Monday, June 22, 2009

An offering to the idiot me

This past year in Corpus Christi and this trip as a sort of capstone has been such an education in my relationship with where I live. I've thought of my communities as a static thing, with a character independent from me.

I'm grateful to have moved so much, growing up and in the Navy, but now, processing what I've been seeing my whole life, I'm realizing how much work goes into making a town what it is, how if feels, how well it works. How much my neighbors have contributed to what I've always taken for granted. What I call a viable downtown or a walkable community is so much hard work by real people I don't know. I've been arrogantly dismissive of towns in which I've lived, I'm ashamed to say, as if they were built for my own approval, like some sort of plug and play module, a decision matrix, and not generations of labor and love and mistakes and tragedy.

I don't want to leave the friends I've made in Corpus Christi.
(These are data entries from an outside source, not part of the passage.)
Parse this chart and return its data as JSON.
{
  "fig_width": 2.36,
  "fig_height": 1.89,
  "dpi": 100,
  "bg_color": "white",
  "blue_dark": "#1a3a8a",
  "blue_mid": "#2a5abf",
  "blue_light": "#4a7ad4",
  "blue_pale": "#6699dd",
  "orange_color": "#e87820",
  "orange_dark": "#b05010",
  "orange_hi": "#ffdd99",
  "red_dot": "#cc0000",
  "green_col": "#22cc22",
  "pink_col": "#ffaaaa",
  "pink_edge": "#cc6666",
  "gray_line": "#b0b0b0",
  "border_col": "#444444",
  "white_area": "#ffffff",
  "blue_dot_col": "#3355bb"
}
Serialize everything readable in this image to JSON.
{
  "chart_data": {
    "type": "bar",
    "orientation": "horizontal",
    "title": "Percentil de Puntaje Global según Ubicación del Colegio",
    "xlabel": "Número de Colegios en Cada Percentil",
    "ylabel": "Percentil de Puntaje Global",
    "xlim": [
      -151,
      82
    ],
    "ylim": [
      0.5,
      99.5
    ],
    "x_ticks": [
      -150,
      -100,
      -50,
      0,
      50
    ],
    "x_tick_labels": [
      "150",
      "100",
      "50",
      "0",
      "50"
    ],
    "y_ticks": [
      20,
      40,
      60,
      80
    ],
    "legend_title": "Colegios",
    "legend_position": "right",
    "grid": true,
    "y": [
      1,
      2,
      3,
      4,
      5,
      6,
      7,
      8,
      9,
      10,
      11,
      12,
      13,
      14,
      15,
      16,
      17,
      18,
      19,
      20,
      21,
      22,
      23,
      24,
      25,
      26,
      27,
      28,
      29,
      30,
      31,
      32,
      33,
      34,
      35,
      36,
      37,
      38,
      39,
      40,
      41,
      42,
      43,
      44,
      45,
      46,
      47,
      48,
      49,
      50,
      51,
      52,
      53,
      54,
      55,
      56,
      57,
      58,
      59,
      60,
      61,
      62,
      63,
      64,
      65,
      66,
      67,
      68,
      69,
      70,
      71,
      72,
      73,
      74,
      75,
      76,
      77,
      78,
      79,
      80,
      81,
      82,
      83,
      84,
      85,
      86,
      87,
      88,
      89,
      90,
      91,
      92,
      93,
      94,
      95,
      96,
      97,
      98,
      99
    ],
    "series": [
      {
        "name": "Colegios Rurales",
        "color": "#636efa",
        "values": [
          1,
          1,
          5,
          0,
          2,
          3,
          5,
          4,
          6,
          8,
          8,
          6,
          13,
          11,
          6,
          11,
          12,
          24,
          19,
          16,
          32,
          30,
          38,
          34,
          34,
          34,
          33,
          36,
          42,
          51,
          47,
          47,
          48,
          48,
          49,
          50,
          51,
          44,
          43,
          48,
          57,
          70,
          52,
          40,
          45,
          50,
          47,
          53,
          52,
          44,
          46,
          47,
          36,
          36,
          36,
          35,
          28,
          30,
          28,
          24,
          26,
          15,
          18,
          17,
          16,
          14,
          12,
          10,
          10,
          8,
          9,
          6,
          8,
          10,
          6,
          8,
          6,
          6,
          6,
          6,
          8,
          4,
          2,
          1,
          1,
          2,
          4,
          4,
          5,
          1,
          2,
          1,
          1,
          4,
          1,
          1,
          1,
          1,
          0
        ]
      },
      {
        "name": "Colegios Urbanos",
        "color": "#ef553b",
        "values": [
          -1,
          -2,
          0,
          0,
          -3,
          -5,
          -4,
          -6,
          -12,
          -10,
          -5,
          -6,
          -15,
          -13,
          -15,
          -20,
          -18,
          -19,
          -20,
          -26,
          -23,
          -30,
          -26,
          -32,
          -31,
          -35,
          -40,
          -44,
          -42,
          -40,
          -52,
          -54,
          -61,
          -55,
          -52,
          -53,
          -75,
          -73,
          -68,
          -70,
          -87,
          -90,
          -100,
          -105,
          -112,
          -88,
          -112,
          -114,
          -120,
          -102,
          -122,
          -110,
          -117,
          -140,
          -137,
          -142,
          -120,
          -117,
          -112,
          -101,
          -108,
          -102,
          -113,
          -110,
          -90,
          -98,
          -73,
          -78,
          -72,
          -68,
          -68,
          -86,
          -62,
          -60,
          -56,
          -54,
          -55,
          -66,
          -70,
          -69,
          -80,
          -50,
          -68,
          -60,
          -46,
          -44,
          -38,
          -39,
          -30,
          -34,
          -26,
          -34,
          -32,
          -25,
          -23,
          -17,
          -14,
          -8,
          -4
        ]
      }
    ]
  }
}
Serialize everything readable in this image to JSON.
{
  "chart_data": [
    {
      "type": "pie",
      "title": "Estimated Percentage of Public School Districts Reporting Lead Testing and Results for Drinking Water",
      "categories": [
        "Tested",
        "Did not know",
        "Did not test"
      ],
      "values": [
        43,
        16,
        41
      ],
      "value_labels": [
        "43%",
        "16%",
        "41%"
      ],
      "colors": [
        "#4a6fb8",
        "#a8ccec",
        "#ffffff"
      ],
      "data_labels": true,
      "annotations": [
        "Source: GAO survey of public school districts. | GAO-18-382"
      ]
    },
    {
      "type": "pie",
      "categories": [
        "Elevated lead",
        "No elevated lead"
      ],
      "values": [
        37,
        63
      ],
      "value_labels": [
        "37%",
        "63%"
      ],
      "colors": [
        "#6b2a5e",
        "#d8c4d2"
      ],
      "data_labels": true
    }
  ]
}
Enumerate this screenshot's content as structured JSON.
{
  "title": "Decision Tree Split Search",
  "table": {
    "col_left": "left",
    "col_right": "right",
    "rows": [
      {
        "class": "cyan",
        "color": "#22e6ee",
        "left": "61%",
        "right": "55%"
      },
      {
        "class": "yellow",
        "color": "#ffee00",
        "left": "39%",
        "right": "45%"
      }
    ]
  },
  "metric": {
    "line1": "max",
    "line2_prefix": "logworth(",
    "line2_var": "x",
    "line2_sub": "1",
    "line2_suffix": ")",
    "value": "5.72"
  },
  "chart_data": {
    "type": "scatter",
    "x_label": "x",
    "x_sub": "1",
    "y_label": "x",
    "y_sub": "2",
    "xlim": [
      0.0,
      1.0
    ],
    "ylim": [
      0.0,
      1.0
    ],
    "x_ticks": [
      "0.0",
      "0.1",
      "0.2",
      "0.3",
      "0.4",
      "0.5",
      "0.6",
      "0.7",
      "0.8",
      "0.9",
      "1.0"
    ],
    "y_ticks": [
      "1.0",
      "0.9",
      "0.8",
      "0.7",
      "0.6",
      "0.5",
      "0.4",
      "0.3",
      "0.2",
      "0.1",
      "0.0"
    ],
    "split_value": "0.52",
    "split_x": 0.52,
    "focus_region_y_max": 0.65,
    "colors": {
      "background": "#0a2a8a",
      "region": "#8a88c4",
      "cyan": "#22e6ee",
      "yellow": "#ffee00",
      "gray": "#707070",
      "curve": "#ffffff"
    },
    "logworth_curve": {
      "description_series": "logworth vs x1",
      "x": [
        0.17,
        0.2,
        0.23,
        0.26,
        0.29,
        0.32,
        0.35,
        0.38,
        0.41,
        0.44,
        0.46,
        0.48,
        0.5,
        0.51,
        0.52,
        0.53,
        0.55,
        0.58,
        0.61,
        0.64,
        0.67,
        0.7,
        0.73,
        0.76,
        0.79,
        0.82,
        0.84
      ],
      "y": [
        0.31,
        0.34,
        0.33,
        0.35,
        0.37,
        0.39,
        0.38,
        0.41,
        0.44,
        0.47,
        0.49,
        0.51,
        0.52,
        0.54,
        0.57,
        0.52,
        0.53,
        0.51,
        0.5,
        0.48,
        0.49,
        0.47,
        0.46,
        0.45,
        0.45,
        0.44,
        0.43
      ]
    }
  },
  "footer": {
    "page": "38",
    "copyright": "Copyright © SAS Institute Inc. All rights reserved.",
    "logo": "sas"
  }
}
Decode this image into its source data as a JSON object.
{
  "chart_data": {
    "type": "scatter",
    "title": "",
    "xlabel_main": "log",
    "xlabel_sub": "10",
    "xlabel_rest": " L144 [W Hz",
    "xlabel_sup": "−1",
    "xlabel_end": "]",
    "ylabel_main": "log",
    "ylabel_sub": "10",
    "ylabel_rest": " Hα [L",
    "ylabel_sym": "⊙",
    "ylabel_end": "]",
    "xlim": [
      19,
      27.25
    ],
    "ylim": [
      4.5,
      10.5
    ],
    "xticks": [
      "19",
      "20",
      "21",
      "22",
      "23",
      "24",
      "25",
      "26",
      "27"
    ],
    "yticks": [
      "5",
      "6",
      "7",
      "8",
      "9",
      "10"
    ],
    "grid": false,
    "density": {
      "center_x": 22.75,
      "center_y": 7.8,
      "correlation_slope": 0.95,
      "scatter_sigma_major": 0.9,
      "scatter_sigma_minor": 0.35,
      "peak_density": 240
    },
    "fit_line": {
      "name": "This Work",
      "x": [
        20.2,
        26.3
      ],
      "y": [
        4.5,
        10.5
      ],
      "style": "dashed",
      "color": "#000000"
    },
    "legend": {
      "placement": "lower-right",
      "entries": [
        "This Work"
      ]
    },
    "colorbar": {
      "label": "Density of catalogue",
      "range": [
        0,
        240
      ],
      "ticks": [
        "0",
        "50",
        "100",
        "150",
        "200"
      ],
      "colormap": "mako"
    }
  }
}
Just the other day a good friend told me that moving away from friends ages you prematurely and I feel it now. I know I don't have to, that they're just four hours south of Austin and we will visit, but, I don't want to replace them. I don't want to meet a new surfer dude or wacky Frenchman or gourmet eurotrash. I don't want to make new friends at the bike shop. For the first time ever, I'm regretting leaving a town and it's because for the first time ever, I have a connection to a place through the folks that live there. For the first time ever, I'm not a tourist; I've contributed a little something, something to offer young Zak for approval.